Reading Book Guide
Army of the Potomac, Volume 3, McClellan's First Campaign, by Russel H. Beatie
McClellan's First Campaign covers the pivotal early months of General George McClellan's Peninsula Campaign through the siege of Yorktown, the pursuit toward Richmond, and the fighting at Williamsburg. We hope these thought-provoking questions lead to a deeper inquiry of this groundbreaking study.
- The narrative unfolds largely through the eyes and from the perspective of high-ranking officers, staff officers, and politicians. Does this method of presentation offer readers any particular advantages (or disadvantages)? If so, what are they?
- McClellan's First Campaign is based upon decades of original research and many previously unused and unpublished sources-and avoids in most cases any reliance upon secondary sources. Is this a wise course of action when attempting to produce a scholarly work of this magnitude? Why or why not?
- According to Beatie, the sources he discovered and utilized in McClellan's First Campaign offer readers a significantly different perspective of General McClellan, President Lincoln, and the Yorktown Campaign. Can you identify one or more major interpretive differences between Beatie's conclusions and previously published studies?

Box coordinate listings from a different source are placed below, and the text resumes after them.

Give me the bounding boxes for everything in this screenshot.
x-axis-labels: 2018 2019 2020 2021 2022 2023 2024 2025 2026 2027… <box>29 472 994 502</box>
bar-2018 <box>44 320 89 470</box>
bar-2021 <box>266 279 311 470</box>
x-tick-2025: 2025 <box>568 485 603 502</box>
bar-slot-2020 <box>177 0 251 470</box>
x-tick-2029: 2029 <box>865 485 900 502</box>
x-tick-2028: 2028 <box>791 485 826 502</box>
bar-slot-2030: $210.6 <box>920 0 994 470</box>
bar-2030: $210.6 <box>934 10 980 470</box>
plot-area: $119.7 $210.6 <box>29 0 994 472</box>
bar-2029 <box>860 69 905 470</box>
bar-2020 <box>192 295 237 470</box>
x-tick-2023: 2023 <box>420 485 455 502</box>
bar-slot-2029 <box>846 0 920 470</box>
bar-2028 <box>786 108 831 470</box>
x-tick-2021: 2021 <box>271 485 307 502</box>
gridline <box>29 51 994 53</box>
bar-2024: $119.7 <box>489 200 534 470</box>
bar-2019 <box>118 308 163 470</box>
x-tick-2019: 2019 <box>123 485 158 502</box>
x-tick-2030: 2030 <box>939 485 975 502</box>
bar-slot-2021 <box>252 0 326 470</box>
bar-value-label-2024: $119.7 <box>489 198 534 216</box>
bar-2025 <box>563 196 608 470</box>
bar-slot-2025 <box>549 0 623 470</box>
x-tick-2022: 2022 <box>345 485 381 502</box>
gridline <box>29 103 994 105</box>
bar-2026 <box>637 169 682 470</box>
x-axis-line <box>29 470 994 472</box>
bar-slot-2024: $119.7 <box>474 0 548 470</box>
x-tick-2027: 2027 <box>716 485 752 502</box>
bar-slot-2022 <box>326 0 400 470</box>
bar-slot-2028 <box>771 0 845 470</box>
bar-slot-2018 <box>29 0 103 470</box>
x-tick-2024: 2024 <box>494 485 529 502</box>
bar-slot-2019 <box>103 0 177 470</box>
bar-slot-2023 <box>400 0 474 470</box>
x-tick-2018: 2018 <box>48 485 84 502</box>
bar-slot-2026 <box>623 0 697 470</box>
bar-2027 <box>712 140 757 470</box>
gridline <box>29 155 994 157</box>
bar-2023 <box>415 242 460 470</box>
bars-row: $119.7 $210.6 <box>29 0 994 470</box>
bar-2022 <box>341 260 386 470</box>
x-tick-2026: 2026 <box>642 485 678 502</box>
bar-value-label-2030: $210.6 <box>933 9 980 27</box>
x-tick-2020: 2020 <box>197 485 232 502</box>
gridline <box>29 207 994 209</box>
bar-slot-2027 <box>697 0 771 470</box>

- The traditional school of thought has long been that McClellan was an outstanding organizer but well beyond his depth as a field commander; that he despised Lincoln and treated him disrespectfully; and that he was woefully slow in moving up the Peninsula to engage the Confederates. Is this the general belief you held before reading this book? Has your view changed at all now that you have finished reading? How and why has it changed?
- Do you think Beatie convincingly demonstrates that President Abraham Lincoln's political and military interference made it more difficult for McClellan to succeed in the field? Why or why not?
- President Lincoln took it upon himself to devise the corps command structure of McClellan's army. What effect, if any, do you think that had on the Peninsula Campaign?
- The role of the U.S. Navy in the Peninsula Campaign is either thinly covered or ignored by most historians. Did Beatie's treatment of the Navy's role and refusal to execute on its promises change the way in which you look at McClellan's success or failure during the initial weeks of the campaign?
- What role do you think the weather played on McClellan's ability to move quickly up the Peninsula?
- What firsthand sources that Beatie relies upon are the most interesting to you, and why?
- How would you describe the relationship between McClellan and Lincoln immediately before the landing at Fort Monroe, and immediately after the fighting at Williamsburg?
- Has reading McClellan's First Campaign increased your interest in the Army of the Potomac's early war operations? Has your interest in the Peninsula Campaign increased?
- What posed the most significant obstacle McClellan and the Army of the Potomac had to overcome on Virginia's Peninsula: the Confederate defenders, the terrain/geography, or political intrigue from Washington D.C. How did you reach this conclusion, and what evidence do you have to support it?
- Who do you think was McClellan's most capable corps commander during the Peninsula campaign? Why do you believe this?